At a time when she inexplicably felt something was 'deeply missing' from her life, Gen Kelsang Suma began a spiritual search for a remedy.
She found Buddhist teachings helped her and she decided to stick with it, and now, about 30 years later, the Buddhist nun continues to practise and teach Buddhism in an effort to show others how impactful meditation techniques and teachings can be.
“I was suffering when I came into it and I recognized the suffering was internal because I was unhappy,” she said. “It was inexplicable because I had a good career and lovely family, but something was deeply missing.”
The Canadian Buddhist nun and spiritual teacher at Jampa Ling Kadampa Buddhist Centre in Barrie, Suma will be coming to Newmarket on Oct. 12 to host Peaceful Minds, Happy Lives, a public talk exploring the teachings of Buddhist master Venerable Geshe Kelsang Gyatso Rinpoche.
It's an opportunity to introduce those interested in Buddhism and meditation to a way of looking inward when dealing with external pressures.
“When my kids got older, I became ordained as a nun and it’s not a career, I will never retire from this nor want to stop sharing what has helped me,” she said. “That’s been my path to this point.”

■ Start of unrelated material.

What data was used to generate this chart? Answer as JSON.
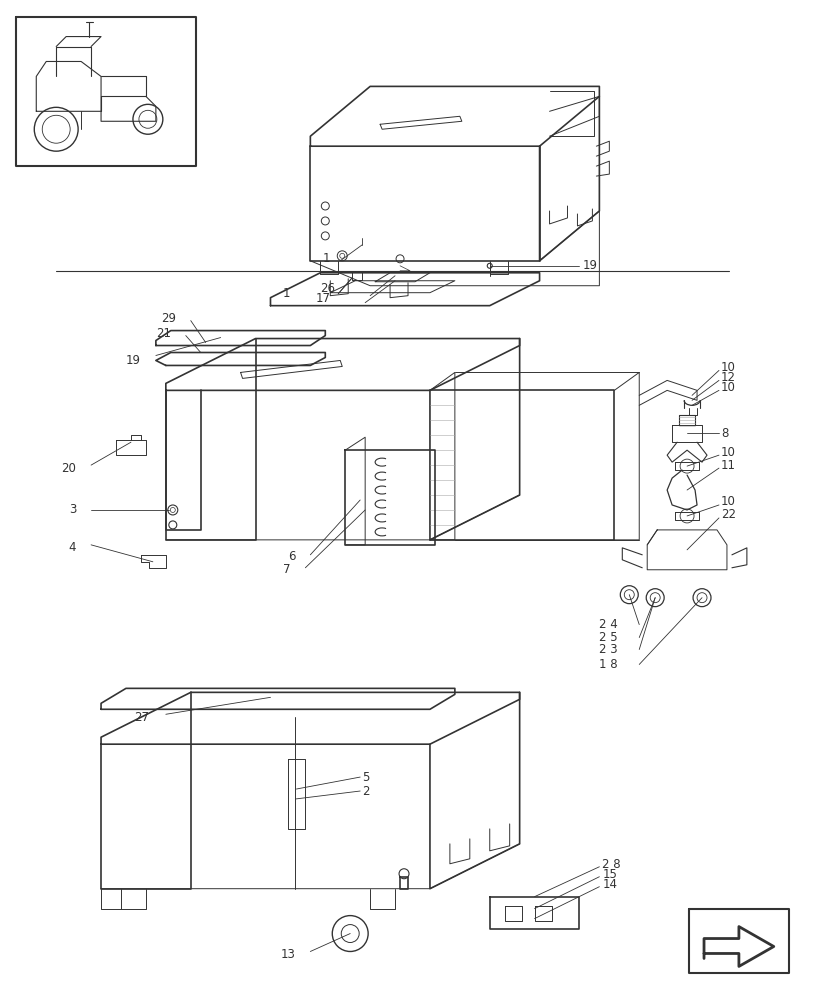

Coming out of the pandemic and with many individuals and families feeling the stresses caused by cost of living or climate change, Suma believes that meditation techniques can help relieve some of that pressure.
“It’s a very foundational teaching of Buddha that our suffering, the cause of it, lie within the mind,” she said. “We’re very externalized in our culture, we turn outward and look for security and well-being outside. Of course that’s valid, but Buddha is saying you need to look inside… this is what meditators do. You turn inward and begin to see the root of our anxiety can be how the mind is responding to that stress.”
While those external impacts are real and do matter, Suma explains that what happens internally can dictate how we respond.
“It depends on how the mind is responding to that,” she said. “The truth is, I can’t control the cost of living. It is what it is, but I can learn to control the way my mind is responding to it, such that it isn’t as debilitating mentally and emotionally for me. That’s what we’re trying to look at. The missing component to most of our responses in Western culture is that we’re trying to solve problems entirely externally.”
Suma said that there’s a lot of emotional turbulence, anxiety, and mental pain in the world today, and that it’s becoming more and more prevalent.
“There are a lot of meditative techniques in Buddhism that can be very helpful to help people deal with their mental and emotional well-being,” she said. “For those interested in going deep into it, there’s spiritual well-being.”
Surprisingly, Suma says in her experience that since the pandemic there have been fewer new individuals trying meditation for the first time.
“Honestly, it’s almost the opposite,” she said. “People have been slow to come to it and I find that we’re all just still sort of recovering. I don’t know if this will be a longstanding trend post-pandemic, but there hasn’t been a move toward developing the inner refuge, strength, and resilience. But looking at our world situation with how unpredictable and scary it can be, it will get more and more demanding internally.”
Based in Barrie, the Jampa Ling Kadampa Buddhist Centre has been holding sessions at the Newmarket Public Library, but is hoping to introduce meditation and Buddhist teachings to more residents at a larger venue.
“It’s an opportunity to share with people some essential parts of Buddhist teachings,” said Suma. “It’s not about people becoming Buddhist, it’s about people seeing if they find something helpful. We want to share teachings and meditation techniques that might be a good starting point for people. Our bottom line is we really hope it helps people.”
One reason Suma is looking forward to a public talk like this one is because she thinks it will remove some of the obstacles that come with going to a Buddhist centre for the first time. She views this as an introduction to something that can help.
“This is very introductory and the meditation is the first place you’d start in our tradition of Buddhism,” she said. “It’s going to be addressing meditation, but also an introduction to Buddhist thought. People are invited to take from it what they find helpful and leave what they don’t.”
For those interested, there will be weekly classes in Newmarket in the weeks following the talk.